What about your current position do you enjoy and what do you dislike?
In my previous position, I would go to work for days on end and be miserable. At first I thought I was just having a bad day or a bad week. But then it occurred to me that maybe it wasn't me; it’s what I was doing. Take a hard look at your current role and responsibilities. Make a list of what you enjoy, what you absolutely loathe, what responsibilities you would like to take on, and what skills you would like to learn. Jot these down in your notebook. You might be surprised to discover that your ideal job is completely unaligned with your current role. Maybe there are more aspects you find enjoyable than you previously thought. Or maybe the responsibilities you would like to take on are that of a position above you and it’s time to ask for a promotion. Taking the time to identify and write down these facts may result in the "light bulb moment" you’ve been looking for.
Where is the physical location of your current company?

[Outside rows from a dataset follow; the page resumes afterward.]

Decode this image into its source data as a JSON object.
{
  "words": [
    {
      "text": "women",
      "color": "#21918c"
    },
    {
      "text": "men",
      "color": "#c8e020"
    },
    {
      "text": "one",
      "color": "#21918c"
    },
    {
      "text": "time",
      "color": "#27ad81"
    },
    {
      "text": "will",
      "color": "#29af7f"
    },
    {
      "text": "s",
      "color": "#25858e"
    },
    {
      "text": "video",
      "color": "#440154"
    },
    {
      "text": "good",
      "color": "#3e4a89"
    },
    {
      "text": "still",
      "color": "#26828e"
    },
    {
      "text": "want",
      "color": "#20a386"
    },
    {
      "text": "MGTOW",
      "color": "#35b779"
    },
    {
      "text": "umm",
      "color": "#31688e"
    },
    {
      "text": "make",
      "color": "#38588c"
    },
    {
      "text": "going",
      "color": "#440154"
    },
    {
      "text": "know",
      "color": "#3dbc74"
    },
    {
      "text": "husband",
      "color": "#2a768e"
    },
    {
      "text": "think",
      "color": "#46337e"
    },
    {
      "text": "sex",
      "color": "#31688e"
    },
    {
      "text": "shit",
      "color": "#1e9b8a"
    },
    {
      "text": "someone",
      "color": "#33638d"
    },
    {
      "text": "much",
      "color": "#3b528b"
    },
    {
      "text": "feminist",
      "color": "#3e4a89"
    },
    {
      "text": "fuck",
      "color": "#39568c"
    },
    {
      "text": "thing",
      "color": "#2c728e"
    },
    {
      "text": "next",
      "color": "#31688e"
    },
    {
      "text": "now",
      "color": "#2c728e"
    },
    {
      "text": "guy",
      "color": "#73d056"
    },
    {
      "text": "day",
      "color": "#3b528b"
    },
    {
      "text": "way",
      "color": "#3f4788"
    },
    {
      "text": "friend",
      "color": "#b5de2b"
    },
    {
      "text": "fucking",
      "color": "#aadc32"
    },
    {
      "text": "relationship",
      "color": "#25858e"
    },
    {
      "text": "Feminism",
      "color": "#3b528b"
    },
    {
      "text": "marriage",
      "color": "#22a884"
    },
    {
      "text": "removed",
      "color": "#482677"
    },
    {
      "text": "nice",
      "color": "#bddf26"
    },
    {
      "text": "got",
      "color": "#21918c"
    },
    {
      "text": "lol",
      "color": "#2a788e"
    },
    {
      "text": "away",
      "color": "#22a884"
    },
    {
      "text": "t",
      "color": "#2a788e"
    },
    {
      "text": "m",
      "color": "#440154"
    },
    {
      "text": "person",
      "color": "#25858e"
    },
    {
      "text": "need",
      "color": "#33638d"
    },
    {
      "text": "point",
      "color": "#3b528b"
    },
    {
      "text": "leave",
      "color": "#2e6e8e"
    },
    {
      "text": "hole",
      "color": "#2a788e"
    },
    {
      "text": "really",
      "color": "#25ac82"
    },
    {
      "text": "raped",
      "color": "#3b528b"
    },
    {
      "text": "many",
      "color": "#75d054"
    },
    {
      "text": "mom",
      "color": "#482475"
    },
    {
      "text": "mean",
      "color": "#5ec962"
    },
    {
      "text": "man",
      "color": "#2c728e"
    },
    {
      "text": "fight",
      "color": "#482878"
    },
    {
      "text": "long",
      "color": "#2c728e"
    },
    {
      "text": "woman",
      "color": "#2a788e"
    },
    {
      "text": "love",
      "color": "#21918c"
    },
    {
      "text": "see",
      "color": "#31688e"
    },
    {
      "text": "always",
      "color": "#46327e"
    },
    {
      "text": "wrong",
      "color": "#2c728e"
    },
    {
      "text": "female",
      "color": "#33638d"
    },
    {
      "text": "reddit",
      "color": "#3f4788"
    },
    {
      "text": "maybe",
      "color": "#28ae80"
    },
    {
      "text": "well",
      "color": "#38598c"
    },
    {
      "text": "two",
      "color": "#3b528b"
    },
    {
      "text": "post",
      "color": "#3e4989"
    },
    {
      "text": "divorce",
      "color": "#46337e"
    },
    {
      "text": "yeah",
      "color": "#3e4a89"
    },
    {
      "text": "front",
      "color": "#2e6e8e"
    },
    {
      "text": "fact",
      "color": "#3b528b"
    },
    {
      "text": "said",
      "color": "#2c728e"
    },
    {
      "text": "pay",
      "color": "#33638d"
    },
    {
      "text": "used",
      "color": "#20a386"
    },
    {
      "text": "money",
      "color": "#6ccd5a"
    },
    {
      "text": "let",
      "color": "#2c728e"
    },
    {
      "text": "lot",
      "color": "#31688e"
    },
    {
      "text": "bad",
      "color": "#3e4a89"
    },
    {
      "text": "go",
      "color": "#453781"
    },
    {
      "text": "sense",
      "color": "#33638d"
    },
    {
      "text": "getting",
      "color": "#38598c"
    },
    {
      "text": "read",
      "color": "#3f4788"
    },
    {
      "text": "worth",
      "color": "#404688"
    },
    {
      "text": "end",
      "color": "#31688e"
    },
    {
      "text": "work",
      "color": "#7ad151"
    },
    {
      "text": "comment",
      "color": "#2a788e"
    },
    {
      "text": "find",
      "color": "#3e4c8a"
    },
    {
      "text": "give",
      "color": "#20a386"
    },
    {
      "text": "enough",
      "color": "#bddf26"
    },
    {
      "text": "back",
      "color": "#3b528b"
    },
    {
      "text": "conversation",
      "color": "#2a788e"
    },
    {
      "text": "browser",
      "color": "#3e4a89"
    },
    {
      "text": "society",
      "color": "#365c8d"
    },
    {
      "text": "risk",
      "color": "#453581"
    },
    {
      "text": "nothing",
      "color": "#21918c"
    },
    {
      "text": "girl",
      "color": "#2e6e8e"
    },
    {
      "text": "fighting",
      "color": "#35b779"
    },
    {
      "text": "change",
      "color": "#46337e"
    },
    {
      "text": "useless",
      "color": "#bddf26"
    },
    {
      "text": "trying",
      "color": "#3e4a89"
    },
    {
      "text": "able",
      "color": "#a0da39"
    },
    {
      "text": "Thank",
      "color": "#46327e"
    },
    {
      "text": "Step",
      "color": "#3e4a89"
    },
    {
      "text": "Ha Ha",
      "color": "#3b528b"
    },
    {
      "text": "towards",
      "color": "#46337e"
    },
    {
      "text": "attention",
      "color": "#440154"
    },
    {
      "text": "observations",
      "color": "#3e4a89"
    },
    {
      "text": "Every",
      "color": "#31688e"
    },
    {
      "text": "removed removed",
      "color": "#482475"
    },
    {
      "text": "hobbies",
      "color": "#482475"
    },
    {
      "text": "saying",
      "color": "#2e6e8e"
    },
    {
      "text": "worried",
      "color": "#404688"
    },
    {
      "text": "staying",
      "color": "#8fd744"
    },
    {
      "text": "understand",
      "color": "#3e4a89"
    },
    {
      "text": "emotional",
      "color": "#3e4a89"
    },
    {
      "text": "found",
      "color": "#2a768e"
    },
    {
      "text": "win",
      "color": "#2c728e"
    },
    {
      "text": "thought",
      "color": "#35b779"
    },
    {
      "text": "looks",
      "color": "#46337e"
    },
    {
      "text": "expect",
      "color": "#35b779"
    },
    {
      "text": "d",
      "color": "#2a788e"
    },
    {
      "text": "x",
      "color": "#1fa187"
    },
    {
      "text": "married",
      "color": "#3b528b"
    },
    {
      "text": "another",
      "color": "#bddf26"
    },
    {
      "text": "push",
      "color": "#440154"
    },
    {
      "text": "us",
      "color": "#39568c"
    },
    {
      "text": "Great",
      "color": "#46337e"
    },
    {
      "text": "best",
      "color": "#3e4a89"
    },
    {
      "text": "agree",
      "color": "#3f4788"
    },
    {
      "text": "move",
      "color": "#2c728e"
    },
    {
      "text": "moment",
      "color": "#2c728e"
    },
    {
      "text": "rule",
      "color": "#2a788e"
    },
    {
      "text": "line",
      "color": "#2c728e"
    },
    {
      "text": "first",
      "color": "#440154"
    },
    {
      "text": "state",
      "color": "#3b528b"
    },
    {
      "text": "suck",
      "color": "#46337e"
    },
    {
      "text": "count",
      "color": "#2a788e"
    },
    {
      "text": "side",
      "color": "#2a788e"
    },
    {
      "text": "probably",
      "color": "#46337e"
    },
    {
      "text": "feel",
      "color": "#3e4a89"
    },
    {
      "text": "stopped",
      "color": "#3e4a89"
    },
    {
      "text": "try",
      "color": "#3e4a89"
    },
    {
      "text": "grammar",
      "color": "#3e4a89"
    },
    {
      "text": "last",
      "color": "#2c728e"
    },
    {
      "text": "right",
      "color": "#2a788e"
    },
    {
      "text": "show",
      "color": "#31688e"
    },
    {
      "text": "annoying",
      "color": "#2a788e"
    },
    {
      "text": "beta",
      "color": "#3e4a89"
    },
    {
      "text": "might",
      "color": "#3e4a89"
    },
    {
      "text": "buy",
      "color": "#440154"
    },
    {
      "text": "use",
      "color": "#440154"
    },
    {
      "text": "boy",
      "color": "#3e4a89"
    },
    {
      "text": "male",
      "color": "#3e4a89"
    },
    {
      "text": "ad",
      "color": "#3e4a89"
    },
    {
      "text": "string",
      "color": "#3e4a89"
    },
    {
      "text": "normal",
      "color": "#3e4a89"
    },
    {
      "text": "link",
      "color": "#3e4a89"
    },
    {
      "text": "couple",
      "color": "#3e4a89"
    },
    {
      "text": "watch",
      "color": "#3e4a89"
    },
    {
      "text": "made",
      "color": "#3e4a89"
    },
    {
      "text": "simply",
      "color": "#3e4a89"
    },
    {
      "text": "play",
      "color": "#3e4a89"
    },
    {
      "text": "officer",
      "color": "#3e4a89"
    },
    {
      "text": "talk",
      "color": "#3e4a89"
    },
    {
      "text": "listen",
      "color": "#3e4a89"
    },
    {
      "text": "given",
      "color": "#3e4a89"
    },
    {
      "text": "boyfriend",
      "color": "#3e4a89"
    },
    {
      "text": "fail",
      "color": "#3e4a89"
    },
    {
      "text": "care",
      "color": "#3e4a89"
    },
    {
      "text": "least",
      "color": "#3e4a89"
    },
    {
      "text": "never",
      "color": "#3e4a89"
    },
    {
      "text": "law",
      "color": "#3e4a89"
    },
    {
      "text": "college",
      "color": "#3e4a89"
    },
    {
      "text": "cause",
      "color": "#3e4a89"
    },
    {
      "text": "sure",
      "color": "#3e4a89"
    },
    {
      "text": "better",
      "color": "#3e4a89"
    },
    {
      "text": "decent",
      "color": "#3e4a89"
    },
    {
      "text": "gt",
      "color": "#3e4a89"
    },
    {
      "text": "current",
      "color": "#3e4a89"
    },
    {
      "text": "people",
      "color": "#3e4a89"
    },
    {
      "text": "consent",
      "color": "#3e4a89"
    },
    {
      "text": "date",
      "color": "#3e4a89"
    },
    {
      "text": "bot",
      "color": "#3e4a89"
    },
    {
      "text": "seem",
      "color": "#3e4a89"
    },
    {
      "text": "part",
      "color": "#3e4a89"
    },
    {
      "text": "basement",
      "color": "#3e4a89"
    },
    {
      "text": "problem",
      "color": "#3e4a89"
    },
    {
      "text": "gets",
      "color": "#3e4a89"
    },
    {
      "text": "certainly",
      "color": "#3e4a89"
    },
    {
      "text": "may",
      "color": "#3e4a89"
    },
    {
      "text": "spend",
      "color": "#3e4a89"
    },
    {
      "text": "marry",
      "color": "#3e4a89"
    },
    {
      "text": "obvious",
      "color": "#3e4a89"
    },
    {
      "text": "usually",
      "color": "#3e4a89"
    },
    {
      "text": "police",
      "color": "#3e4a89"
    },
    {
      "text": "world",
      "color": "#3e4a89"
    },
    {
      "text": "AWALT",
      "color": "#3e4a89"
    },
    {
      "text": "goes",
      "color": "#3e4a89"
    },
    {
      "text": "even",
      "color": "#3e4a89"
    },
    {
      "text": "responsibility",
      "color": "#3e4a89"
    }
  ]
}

Living in a commute-driven city, I know from experience that your work location can make or break you. Driving an hour in traffic back and forth to work every day can physically and mentally drain you. If you’re finding your unhappiness at work is due to your daily commute, it may be time to look for something closer to home, or perhaps to negotiate for a day or two a week to work from home. That extra time spent in the car is added stress, and time that could be better spent working productively from home, or with friends and family, at the gym, or relaxing at home.
When is the best time to make a change?
Timing is everything in every aspect of life, and your career is no exception. It’s important to think about where you are in your career timeline and if you’re progressing towards your ultimate end goal. Your current position may have promised room to grow, yet you’ve been stuck with the same responsibilities for years with a promotion nowhere in sight. You may work for a small company where you have already reached your maximum potential and find yourself at a dead end. It’s smart to be strategic with your career and know when the time is right for that next big thing. Don’t forget to think about timing in the shorter term, too. Maybe you have a great opportunity lined up, but you’re due to a get bonus next month that you really need in order to finally pay off your car loan. Or you could be up for promotion soon, and getting that experience is exactly what you need to set your resume apart from your peers. It’s definitely smart to be strategic in the short term while keeping your end goal in mind.
Why is your current job not everything you thought it would be?
Let’s get down to the root cause here. Why are you not fulfilled? Why are you unhappy? Why are you not as excited to come to work every day as you were the first day? It could be you’re working too many hours, or the pay is too low, or the industry doesn’t interest you. There are endless reasons, from your boss to your workspace, that could contribute to an unsatisfying work life. Now is the time to dig deep and pinpoint what those reasons are. Write them down. Make a list of pros and cons. If you don’t know what is lacking in your current role, how will you be able to find another job that fills those gaps? Spending the time upfront to really analyze your current situation will pay off tenfold in the end.
Reflecting on your current situation will allow you to avoid making a rash decision like leaving an awesome opportunity for a less-than-mediocre one, or could help propel you into your next big adventure. Taking the time to analyze and visualize what you want for yourself now and in the years ahead will help keep you focused and provide the mental clarity you need to make your best decisions.